Gitea shows the correct clone URL in its web interface. If users report SSH clone failures, check the SSH port configuration in the Gitea admin panel and ensure it matches the Docker port mapping.
# Update Gitea
cd ~/apps/gitea
docker compose pull gitea
docker compose up -d --remove-orphans
# Admin CLI (inside container)
docker exec -u git gitea gitea admin user create --username newuser --password password --email user@example.com --admin
# View logs
docker compose logs -f gitea
# Reset admin password
docker exec -u git gitea gitea admin user change-password --username admin --password newpassword
# Generate a new token
docker exec -u git gitea gitea admin user generate-access-token --username admin --token-name ci-token
| Issue | Likely Cause | Fix |
|---|---|---|
| Connection refused | Service not running or wrong port | Check systemctl status SERVICE and verify firewall rules |
| Permission denied | Wrong file ownership or permissions | Check file ownership with ls -la and use chown/chmod to fix |
| 502 Bad Gateway | Backend service not running | Restart the backend service; check logs with journalctl -u SERVICE |
| SSL certificate error | Certificate expired or domain mismatch | Run sudo certbot renew and verify domain DNS points to server IP |
| Service not starting | Config error or missing dependency | Check logs with journalctl -u SERVICE -n 50 for specific error |
| Out of disk space | Logs or data accumulation | Run df -h to identify usage; clean logs or attach CBS storage |
| High memory usage | Too many processes or memory leak | Check with htop; consider upgrading instance plan if consistently high |
| Firewall blocking traffic | Port not open in UFW or Lighthouse console | Open port in Lighthouse console firewall AND sudo ufw allow PORT |
Is self-hosted Gitea suitable for production use?
Yes — Gitea is used in production environments ranging from individual developers to small teams.
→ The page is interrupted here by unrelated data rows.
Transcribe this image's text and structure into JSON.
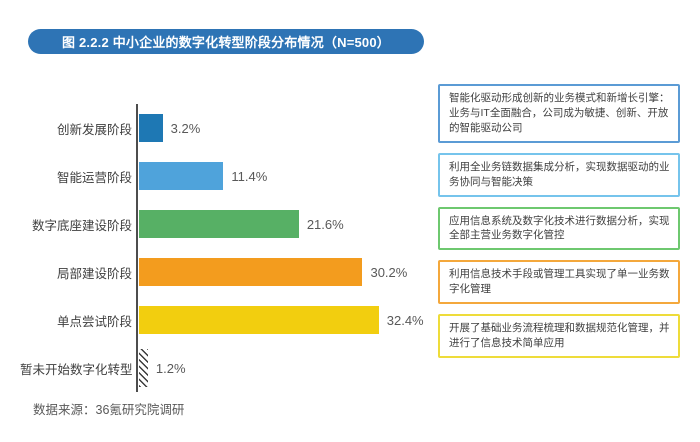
{
  "figure": {
    "title": "图 2.2.2 中小企业的数字化转型阶段分布情况（N=500）",
    "title_bg": "#2E74B5",
    "title_text_color": "#FFFFFF",
    "source": "数据来源：36氪研究院调研"
  },
  "chart_data": {
    "type": "bar",
    "orientation": "horizontal",
    "title": "图 2.2.2 中小企业的数字化转型阶段分布情况（N=500）",
    "sample_size": "N=500",
    "xlabel": "",
    "ylabel": "",
    "xlim": [
      0,
      35
    ],
    "grid": false,
    "legend_position": "none",
    "categories": [
      "创新发展阶段",
      "智能运营阶段",
      "数字底座建设阶段",
      "局部建设阶段",
      "单点尝试阶段",
      "暂未开始数字化转型"
    ],
    "values": [
      3.2,
      11.4,
      21.6,
      30.2,
      32.4,
      1.2
    ],
    "value_labels": [
      "3.2%",
      "11.4%",
      "21.6%",
      "30.2%",
      "32.4%",
      "1.2%"
    ],
    "bar_colors": [
      "#1E78B4",
      "#4FA3DB",
      "#57B065",
      "#F39C1E",
      "#F2CE0F",
      "#000000"
    ],
    "bar_patterns": [
      "solid",
      "solid",
      "solid",
      "solid",
      "solid",
      "hatch"
    ]
  },
  "annotations": [
    {
      "text": "智能化驱动形成创新的业务模式和新增长引擎：业务与IT全面融合，公司成为敏捷、创新、开放的智能驱动公司",
      "border_color": "#5B9BD5"
    },
    {
      "text": "利用全业务链数据集成分析，实现数据驱动的业务协同与智能决策",
      "border_color": "#76C4EC"
    },
    {
      "text": "应用信息系统及数字化技术进行数据分析，实现全部主营业务数字化管控",
      "border_color": "#6EC86F"
    },
    {
      "text": "利用信息技术手段或管理工具实现了单一业务数字化管理",
      "border_color": "#F4A83C"
    },
    {
      "text": "开展了基础业务流程梳理和数据规范化管理，并进行了信息技术简单应用",
      "border_color": "#EEDC3A"
    }
  ]
}
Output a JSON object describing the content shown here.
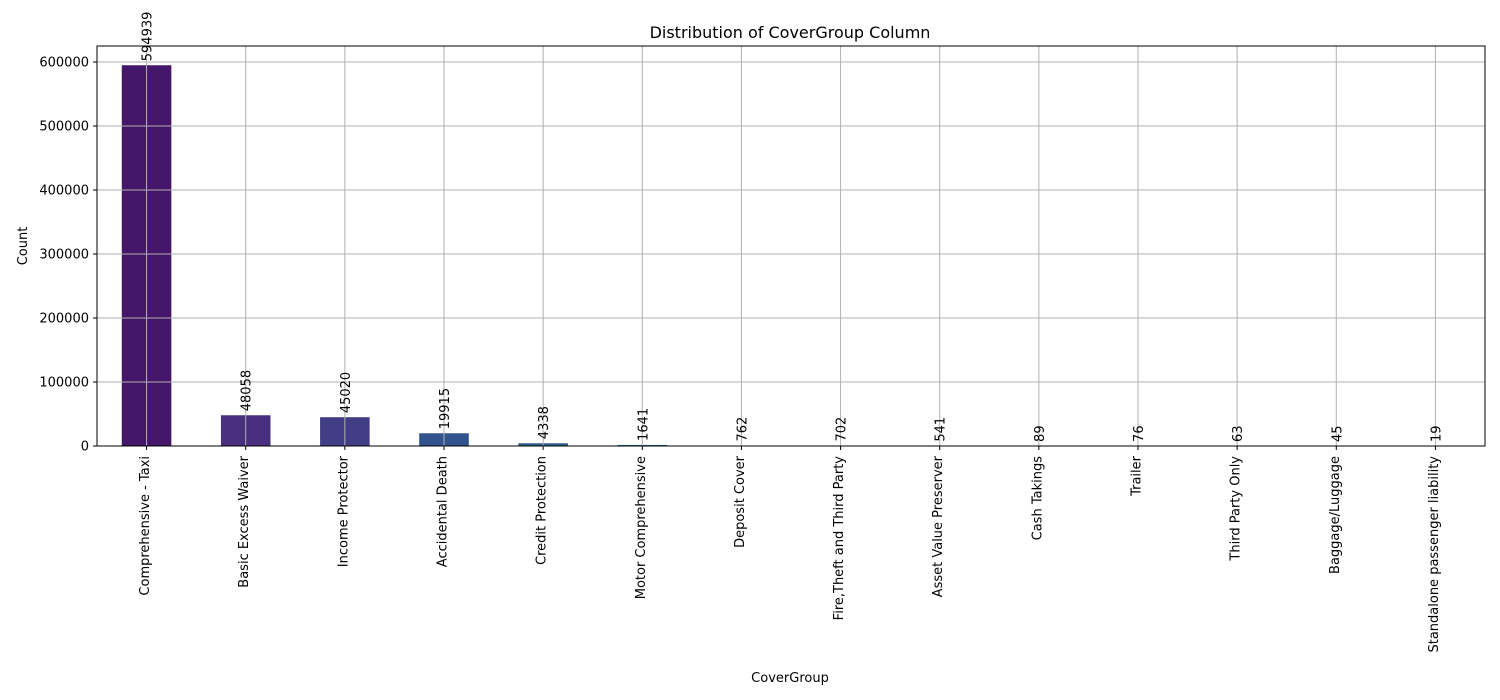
{
  "chart_data": {
    "type": "bar",
    "title": "Distribution of CoverGroup Column",
    "xlabel": "CoverGroup",
    "ylabel": "Count",
    "ylim": [
      0,
      625000
    ],
    "yticks": [
      0,
      100000,
      200000,
      300000,
      400000,
      500000,
      600000
    ],
    "grid": true,
    "categories": [
      "Comprehensive - Taxi",
      "Basic Excess Waiver",
      "Income Protector",
      "Accidental Death",
      "Credit Protection",
      "Motor Comprehensive",
      "Deposit Cover",
      "Fire,Theft and Third Party",
      "Asset Value Preserver",
      "Cash Takings",
      "Trailer",
      "Third Party Only",
      "Baggage/Luggage",
      "Standalone passenger liability"
    ],
    "values": [
      594939,
      48058,
      45020,
      19915,
      4338,
      1641,
      762,
      702,
      541,
      89,
      76,
      63,
      45,
      19
    ],
    "data_labels": [
      "594939",
      "48058",
      "45020",
      "19915",
      "4338",
      "1641",
      "762",
      "702",
      "541",
      "89",
      "76",
      "63",
      "45",
      "19"
    ],
    "colors": [
      "#45176b",
      "#482f7f",
      "#423e85",
      "#31538e",
      "#2f608e",
      "#2a6d8f",
      "#25788e",
      "#20858e",
      "#1f948c",
      "#22a386",
      "#2ab07f",
      "#3fbd71",
      "#5ac864",
      "#7bd053"
    ]
  }
}
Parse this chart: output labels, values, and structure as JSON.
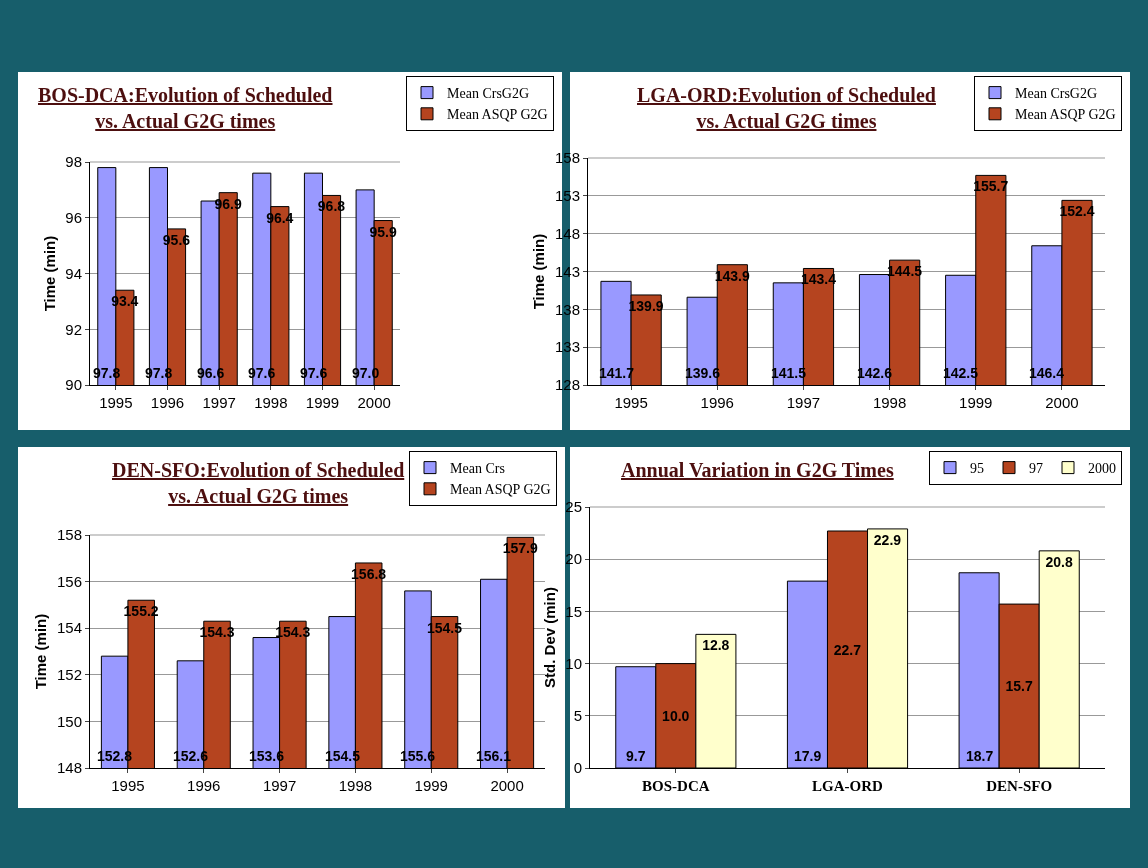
{
  "chart_data": [
    {
      "type": "bar",
      "title": "BOS-DCA:Evolution of Scheduled vs. Actual G2G times",
      "ylabel": "Time (min)",
      "categories": [
        "1995",
        "1996",
        "1997",
        "1998",
        "1999",
        "2000"
      ],
      "ylim": [
        90,
        98
      ],
      "yticks": [
        90,
        92,
        94,
        96,
        98
      ],
      "grid": "y",
      "legend": "top right",
      "series": [
        {
          "name": "Mean CrsG2G",
          "color": "#9999ff",
          "values": [
            97.8,
            97.8,
            96.6,
            97.6,
            97.6,
            97.0
          ],
          "value_labels": [
            "97.8",
            "97.8",
            "96.6",
            "97.6",
            "97.6",
            "97.0"
          ]
        },
        {
          "name": "Mean ASQP G2G",
          "color": "#b5441f",
          "values": [
            93.4,
            95.6,
            96.9,
            96.4,
            96.8,
            95.9
          ],
          "value_labels": [
            "93.4",
            "95.6",
            "96.9",
            "96.4",
            "96.8",
            "95.9"
          ]
        }
      ]
    },
    {
      "type": "bar",
      "title": "LGA-ORD:Evolution of Scheduled vs. Actual G2G times",
      "ylabel": "Time (min)",
      "categories": [
        "1995",
        "1996",
        "1997",
        "1998",
        "1999",
        "2000"
      ],
      "ylim": [
        128,
        158
      ],
      "yticks": [
        128,
        133,
        138,
        143,
        148,
        153,
        158
      ],
      "grid": "y",
      "legend": "top right",
      "series": [
        {
          "name": "Mean CrsG2G",
          "color": "#9999ff",
          "values": [
            141.7,
            139.6,
            141.5,
            142.6,
            142.5,
            146.4
          ],
          "value_labels": [
            "141.7",
            "139.6",
            "141.5",
            "142.6",
            "142.5",
            "146.4"
          ]
        },
        {
          "name": "Mean ASQP G2G",
          "color": "#b5441f",
          "values": [
            139.9,
            143.9,
            143.4,
            144.5,
            155.7,
            152.4
          ],
          "value_labels": [
            "139.9",
            "143.9",
            "143.4",
            "144.5",
            "155.7",
            "152.4"
          ]
        }
      ]
    },
    {
      "type": "bar",
      "title": "DEN-SFO:Evolution of Scheduled vs. Actual G2G times",
      "ylabel": "Time (min)",
      "categories": [
        "1995",
        "1996",
        "1997",
        "1998",
        "1999",
        "2000"
      ],
      "ylim": [
        148,
        158
      ],
      "yticks": [
        148,
        150,
        152,
        154,
        156,
        158
      ],
      "grid": "y",
      "legend": "top right",
      "series": [
        {
          "name": "Mean Crs",
          "color": "#9999ff",
          "values": [
            152.8,
            152.6,
            153.6,
            154.5,
            155.6,
            156.1
          ],
          "value_labels": [
            "152.8",
            "152.6",
            "153.6",
            "154.5",
            "155.6",
            "156.1"
          ]
        },
        {
          "name": "Mean ASQP G2G",
          "color": "#b5441f",
          "values": [
            155.2,
            154.3,
            154.3,
            156.8,
            154.5,
            157.9
          ],
          "value_labels": [
            "155.2",
            "154.3",
            "154.3",
            "156.8",
            "154.5",
            "157.9"
          ]
        }
      ]
    },
    {
      "type": "bar",
      "title": "Annual Variation in G2G Times",
      "ylabel": "Std. Dev (min)",
      "categories": [
        "BOS-DCA",
        "LGA-ORD",
        "DEN-SFO"
      ],
      "ylim": [
        0,
        25
      ],
      "yticks": [
        0,
        5,
        10,
        15,
        20,
        25
      ],
      "grid": "y",
      "legend": "top right",
      "series": [
        {
          "name": "95",
          "color": "#9999ff",
          "values": [
            9.7,
            17.9,
            18.7
          ],
          "value_labels": [
            "9.7",
            "17.9",
            "18.7"
          ]
        },
        {
          "name": "97",
          "color": "#b5441f",
          "values": [
            10.0,
            22.7,
            15.7
          ],
          "value_labels": [
            "10.0",
            "22.7",
            "15.7"
          ]
        },
        {
          "name": "2000",
          "color": "#ffffcc",
          "values": [
            12.8,
            22.9,
            20.8
          ],
          "value_labels": [
            "12.8",
            "22.9",
            "20.8"
          ]
        }
      ]
    }
  ]
}
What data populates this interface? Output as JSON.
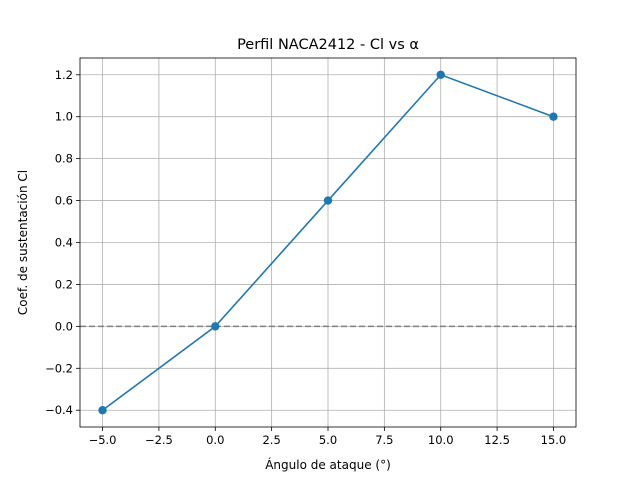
{
  "chart_data": {
    "type": "line",
    "title": "Perfil NACA2412 - Cl vs α",
    "xlabel": "Ángulo de ataque (°)",
    "ylabel": "Coef. de sustentación Cl",
    "x": [
      -5,
      0,
      5,
      10,
      15
    ],
    "series": [
      {
        "values": [
          -0.4,
          0.0,
          0.6,
          1.2,
          1.0
        ],
        "color": "#1f77b4",
        "marker": "circle"
      }
    ],
    "reference_lines": [
      {
        "orientation": "horizontal",
        "y": 0.0,
        "style": "dashed",
        "color": "#808080"
      }
    ],
    "xlim": [
      -6.0,
      16.0
    ],
    "ylim": [
      -0.48,
      1.28
    ],
    "xticks": [
      -5.0,
      -2.5,
      0.0,
      2.5,
      5.0,
      7.5,
      10.0,
      12.5,
      15.0
    ],
    "xtick_labels": [
      "−5.0",
      "−2.5",
      "0.0",
      "2.5",
      "5.0",
      "7.5",
      "10.0",
      "12.5",
      "15.0"
    ],
    "yticks": [
      -0.4,
      -0.2,
      0.0,
      0.2,
      0.4,
      0.6,
      0.8,
      1.0,
      1.2
    ],
    "ytick_labels": [
      "−0.4",
      "−0.2",
      "0.0",
      "0.2",
      "0.4",
      "0.6",
      "0.8",
      "1.0",
      "1.2"
    ],
    "grid": true,
    "legend": "none"
  }
}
Pair it with regular Lighthouse snapshots and stay current with updates.
How do I migrate from a cloud-hosted Gitea to self-hosted?
Export your data from the cloud service, import it to the self-hosted instance, update DNS or internal service configurations, and verify everything works before switching fully.
How much disk space does Gitea need?
Initial installation is minimal. Disk usage grows with usage — artifacts, repositories, and caches accumulate over time. Monitor with df -h and use CBS cloud disk expansion when needed.
How do I set up backups for Gitea?
Use Lighthouse snapshots for full-server recovery. Additionally, export Gitea's application data directly (usually a backup command or data directory export) for granular restore capability.